Élancé, casquette tête de mort vissée sur la tête, jeans, baskets, Anis Hlel quadrille Paris de long en large depuis qu'il est arrivé en France il y a trois mois après avoir traversé la Méditerranée. Ce Tunisien de 25 ans est volontaire pour retracer longuement son parcours. Ce n'est pas si courant. Son état, il le décrit en trois mots: «fatigué», «stressé», «dégoûté». Mais, signe qu'il n'a pas renoncé, il continue de penser que la parole peut infléchir le cours des choses. Et a même une idée de titre pour cet article: «Pourquoi une France comme ça?»

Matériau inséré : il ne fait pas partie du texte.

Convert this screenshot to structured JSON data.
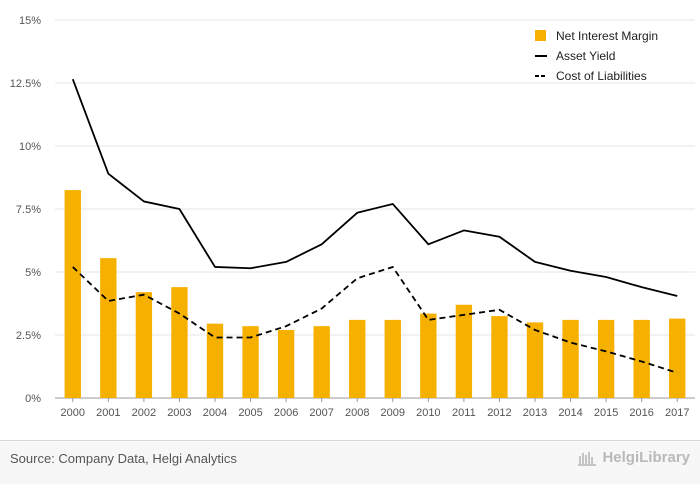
{
  "chart_data": {
    "type": "bar",
    "categories": [
      "2000",
      "2001",
      "2002",
      "2003",
      "2004",
      "2005",
      "2006",
      "2007",
      "2008",
      "2009",
      "2010",
      "2011",
      "2012",
      "2013",
      "2014",
      "2015",
      "2016",
      "2017"
    ],
    "series": [
      {
        "name": "Net Interest Margin",
        "type": "bar",
        "color": "#f6b000",
        "values": [
          8.25,
          5.55,
          4.2,
          4.4,
          2.95,
          2.85,
          2.7,
          2.85,
          3.1,
          3.1,
          3.35,
          3.7,
          3.25,
          3.0,
          3.1,
          3.1,
          3.1,
          3.15
        ]
      },
      {
        "name": "Asset Yield",
        "type": "line",
        "color": "#000000",
        "dash": "solid",
        "values": [
          12.65,
          8.9,
          7.8,
          7.5,
          5.2,
          5.15,
          5.4,
          6.1,
          7.35,
          7.7,
          6.1,
          6.65,
          6.4,
          5.4,
          5.05,
          4.8,
          4.4,
          4.05
        ]
      },
      {
        "name": "Cost of Liabilities",
        "type": "line",
        "color": "#000000",
        "dash": "dashed",
        "values": [
          5.2,
          3.85,
          4.1,
          3.35,
          2.4,
          2.4,
          2.85,
          3.55,
          4.75,
          5.2,
          3.1,
          3.3,
          3.5,
          2.7,
          2.2,
          1.85,
          1.45,
          1.0
        ]
      }
    ],
    "y_ticks": [
      "0%",
      "2.5%",
      "5%",
      "7.5%",
      "10%",
      "12.5%",
      "15%"
    ],
    "ylim": [
      0,
      15
    ],
    "grid": true,
    "legend_position": "top-right",
    "title": "",
    "xlabel": "",
    "ylabel": ""
  },
  "footer": {
    "source": "Source: Company Data, Helgi Analytics",
    "logo_text": "HelgiLibrary"
  }
}
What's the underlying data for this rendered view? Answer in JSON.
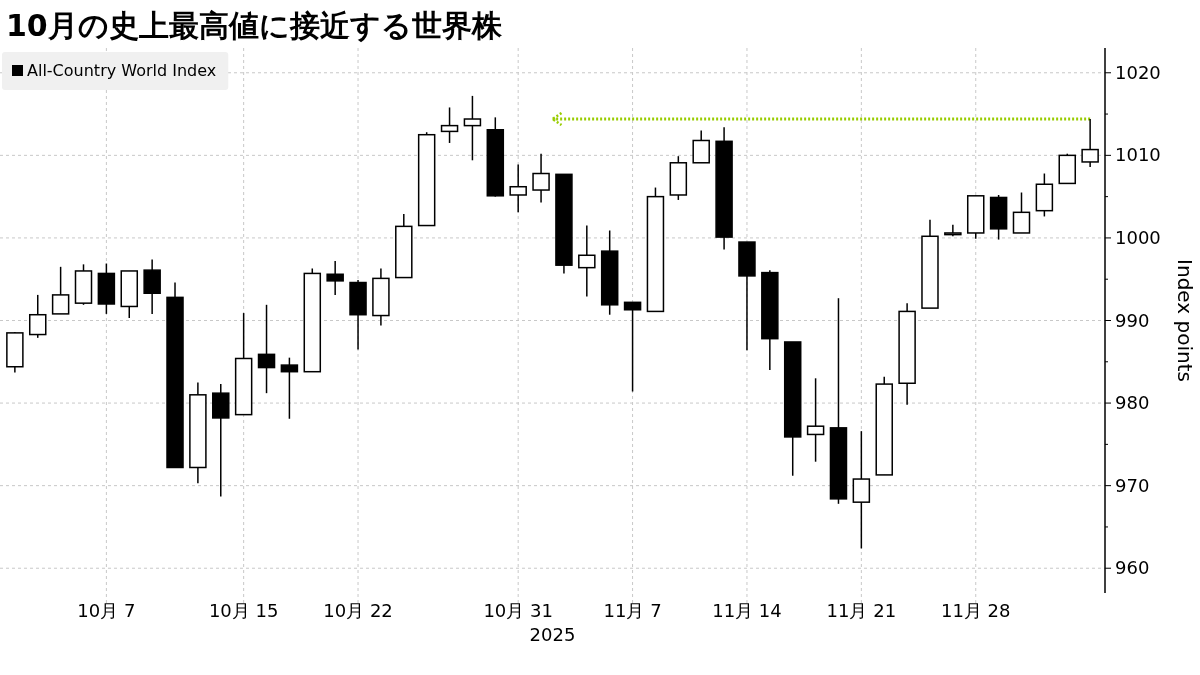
{
  "chart_data": {
    "type": "candlestick",
    "title": "10月の史上最高値に接近する世界株",
    "xlabel": "2025",
    "ylabel": "Index points",
    "categories": [
      null,
      null,
      null,
      null,
      "10月 7",
      null,
      null,
      null,
      null,
      null,
      "10月 15",
      null,
      null,
      null,
      null,
      "10月 22",
      null,
      null,
      null,
      null,
      null,
      null,
      "10月 31",
      null,
      null,
      null,
      null,
      "11月 7",
      null,
      null,
      null,
      null,
      "11月 14",
      null,
      null,
      null,
      null,
      "11月 21",
      null,
      null,
      null,
      null,
      "11月 28",
      null,
      null,
      null,
      null,
      null
    ],
    "series": [
      {
        "name": "All-Country World Index",
        "color": "#000000",
        "ohlc": [
          [
            984.4,
            988.6,
            983.7,
            988.5
          ],
          [
            988.3,
            993.1,
            987.9,
            990.7
          ],
          [
            990.8,
            996.5,
            990.8,
            993.1
          ],
          [
            992.1,
            996.8,
            991.9,
            996.0
          ],
          [
            995.7,
            996.9,
            990.8,
            992.0
          ],
          [
            991.7,
            996.0,
            990.3,
            996.0
          ],
          [
            996.1,
            997.4,
            990.8,
            993.3
          ],
          [
            992.8,
            994.6,
            972.2,
            972.2
          ],
          [
            972.2,
            982.5,
            970.3,
            981.0
          ],
          [
            981.2,
            982.3,
            968.7,
            978.2
          ],
          [
            978.6,
            990.9,
            978.6,
            985.4
          ],
          [
            985.9,
            991.9,
            981.2,
            984.3
          ],
          [
            984.6,
            985.5,
            978.1,
            983.8
          ],
          [
            983.8,
            996.3,
            983.8,
            995.7
          ],
          [
            995.6,
            997.2,
            993.1,
            994.8
          ],
          [
            994.6,
            994.9,
            986.5,
            990.7
          ],
          [
            990.6,
            996.3,
            989.4,
            995.1
          ],
          [
            995.2,
            1002.9,
            995.2,
            1001.4
          ],
          [
            1001.5,
            1012.8,
            1001.5,
            1012.5
          ],
          [
            1012.9,
            1015.8,
            1011.5,
            1013.6
          ],
          [
            1013.6,
            1017.2,
            1009.4,
            1014.4
          ],
          [
            1013.1,
            1014.6,
            1005.0,
            1005.1
          ],
          [
            1005.2,
            1008.9,
            1003.1,
            1006.2
          ],
          [
            1005.8,
            1010.2,
            1004.3,
            1007.8
          ],
          [
            1007.7,
            1007.7,
            995.7,
            996.7
          ],
          [
            996.4,
            1001.5,
            992.9,
            997.9
          ],
          [
            998.4,
            1000.9,
            990.7,
            991.9
          ],
          [
            992.2,
            992.2,
            981.4,
            991.3
          ],
          [
            991.1,
            1006.1,
            991.1,
            1005.0
          ],
          [
            1005.2,
            1009.9,
            1004.6,
            1009.1
          ],
          [
            1009.1,
            1013.0,
            1009.1,
            1011.8
          ],
          [
            1011.7,
            1013.4,
            998.6,
            1000.1
          ],
          [
            999.5,
            999.5,
            986.4,
            995.4
          ],
          [
            995.8,
            996.1,
            984.0,
            987.8
          ],
          [
            987.4,
            987.4,
            971.2,
            975.9
          ],
          [
            976.2,
            983.0,
            972.9,
            977.2
          ],
          [
            977.0,
            992.7,
            967.8,
            968.4
          ],
          [
            968.0,
            976.6,
            962.4,
            970.8
          ],
          [
            971.3,
            983.2,
            971.3,
            982.3
          ],
          [
            982.4,
            992.1,
            979.8,
            991.1
          ],
          [
            991.5,
            1002.2,
            991.5,
            1000.2
          ],
          [
            1000.4,
            1001.6,
            1000.2,
            1000.6
          ],
          [
            1000.6,
            1005.1,
            999.9,
            1005.1
          ],
          [
            1004.9,
            1005.2,
            999.8,
            1001.1
          ],
          [
            1000.6,
            1005.5,
            1000.6,
            1003.1
          ],
          [
            1003.3,
            1007.8,
            1002.6,
            1006.5
          ],
          [
            1006.6,
            1010.2,
            1006.6,
            1010.0
          ],
          [
            1009.2,
            1014.4,
            1008.6,
            1010.7
          ]
        ]
      }
    ],
    "ylim": [
      957,
      1023
    ],
    "yticks": [
      960,
      970,
      980,
      990,
      1000,
      1010,
      1020
    ],
    "ref_lines": [
      {
        "axis": "y",
        "value": 1014.4,
        "color": "#99cc00",
        "line_style": "dotted"
      }
    ],
    "grid": true,
    "legend": "top left"
  }
}
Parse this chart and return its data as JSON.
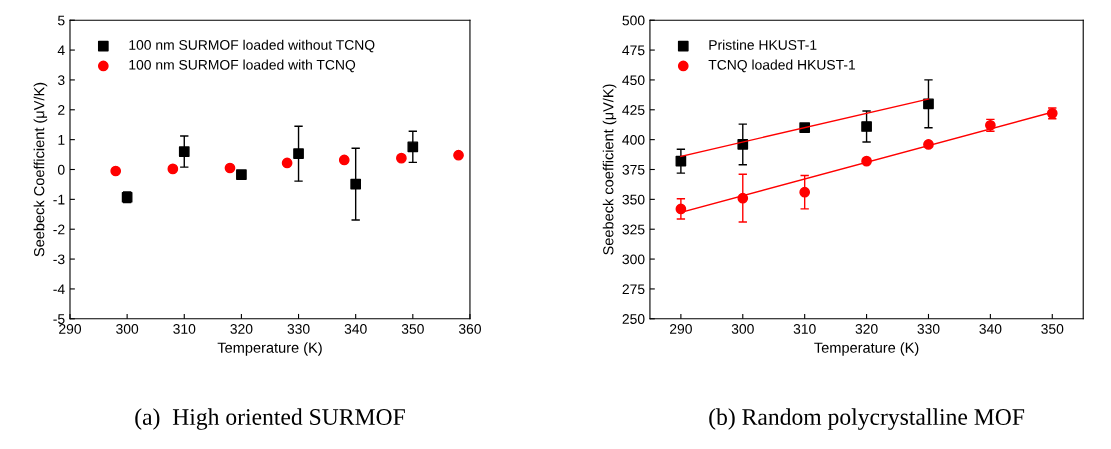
{
  "chart_data": [
    {
      "type": "scatter",
      "xlabel": "Temperature (K)",
      "ylabel": "Seebeck Coefficient (μV/K)",
      "xlim": [
        290,
        360
      ],
      "xticks": [
        290,
        300,
        310,
        320,
        330,
        340,
        350,
        360
      ],
      "ylim": [
        -5,
        5
      ],
      "yticks": [
        -5,
        -4,
        -3,
        -2,
        -1,
        0,
        1,
        2,
        3,
        4,
        5
      ],
      "legend": "top left",
      "grid": false,
      "annotations": [
        "(a)  High oriented SURMOF"
      ],
      "series": [
        {
          "name": "100 nm SURMOF loaded without TCNQ",
          "color": "#000000",
          "marker": "square",
          "x": [
            300,
            310,
            320,
            330,
            340,
            350
          ],
          "values": [
            -0.93,
            0.6,
            -0.17,
            0.53,
            -0.49,
            0.76
          ],
          "errors": [
            0.18,
            0.52,
            0.12,
            0.92,
            1.2,
            0.52
          ]
        },
        {
          "name": "100 nm SURMOF loaded with TCNQ",
          "color": "#ff0000",
          "marker": "circle",
          "x": [
            298,
            308,
            318,
            328,
            338,
            348,
            358
          ],
          "values": [
            -0.05,
            0.02,
            0.05,
            0.22,
            0.32,
            0.38,
            0.48
          ]
        }
      ]
    },
    {
      "type": "scatter",
      "xlabel": "Temperature (K)",
      "ylabel": "Seebeck coefficient (μV/K)",
      "xlim": [
        285,
        355
      ],
      "xticks": [
        290,
        300,
        310,
        320,
        330,
        340,
        350
      ],
      "ylim": [
        250,
        500
      ],
      "yticks": [
        250,
        275,
        300,
        325,
        350,
        375,
        400,
        425,
        450,
        475,
        500
      ],
      "legend": "top left",
      "grid": false,
      "annotations": [
        "(b) Random polycrystalline MOF"
      ],
      "series": [
        {
          "name": "Pristine HKUST-1",
          "color": "#000000",
          "marker": "square",
          "x": [
            290,
            300,
            310,
            320,
            330
          ],
          "values": [
            382,
            396,
            410,
            411,
            430
          ],
          "errors": [
            10,
            17,
            null,
            13,
            20
          ]
        },
        {
          "name": "TCNQ loaded HKUST-1",
          "color": "#ff0000",
          "marker": "circle",
          "x": [
            290,
            300,
            310,
            320,
            330,
            340,
            350
          ],
          "values": [
            342,
            351,
            356,
            382,
            396,
            412,
            422
          ],
          "errors": [
            8.5,
            20,
            14,
            null,
            null,
            5,
            4.5
          ]
        },
        {
          "type": "line",
          "color": "#ff0000",
          "x": [
            290,
            330
          ],
          "values": [
            386,
            434
          ]
        },
        {
          "type": "line",
          "color": "#ff0000",
          "x": [
            290,
            350
          ],
          "values": [
            339,
            423
          ]
        }
      ]
    }
  ]
}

Rencontré en face d'un local d'aide aux migrants tunisiens rue de Charenton, près de la gare de Lyon, il raconte ses pérégrinations quotidiennes pour chercher un emploi. Il s'y prend méthodiquement. «Chaque jour, je choisis une nouvelle ligne de métro, la 1, la 2, la 3, dans l'ordre. Je m'arrête à chaque station, toutes, l'une après l'autre, et là je cherche dans le quartier. J'essaie tout, le bâtiment, les restaurants, les taxiphones, les boulangeries, les agences de tourisme. Mais, pour l'instant, pas de réponse. Même une journée, même une heure, rien. Les patrons me disent qu'ils ne peuvent pas me prendre parce que je n'ai pas de papiers.» À la différence de la plupart de ses compagnons d'infortune, il parle bien le français et dispose d'une double formation en informatique et tourisme. «J'ai fait un CV pour faciliter le contact avec les patrons», ajoute-t-il comme preuve de sa motivation.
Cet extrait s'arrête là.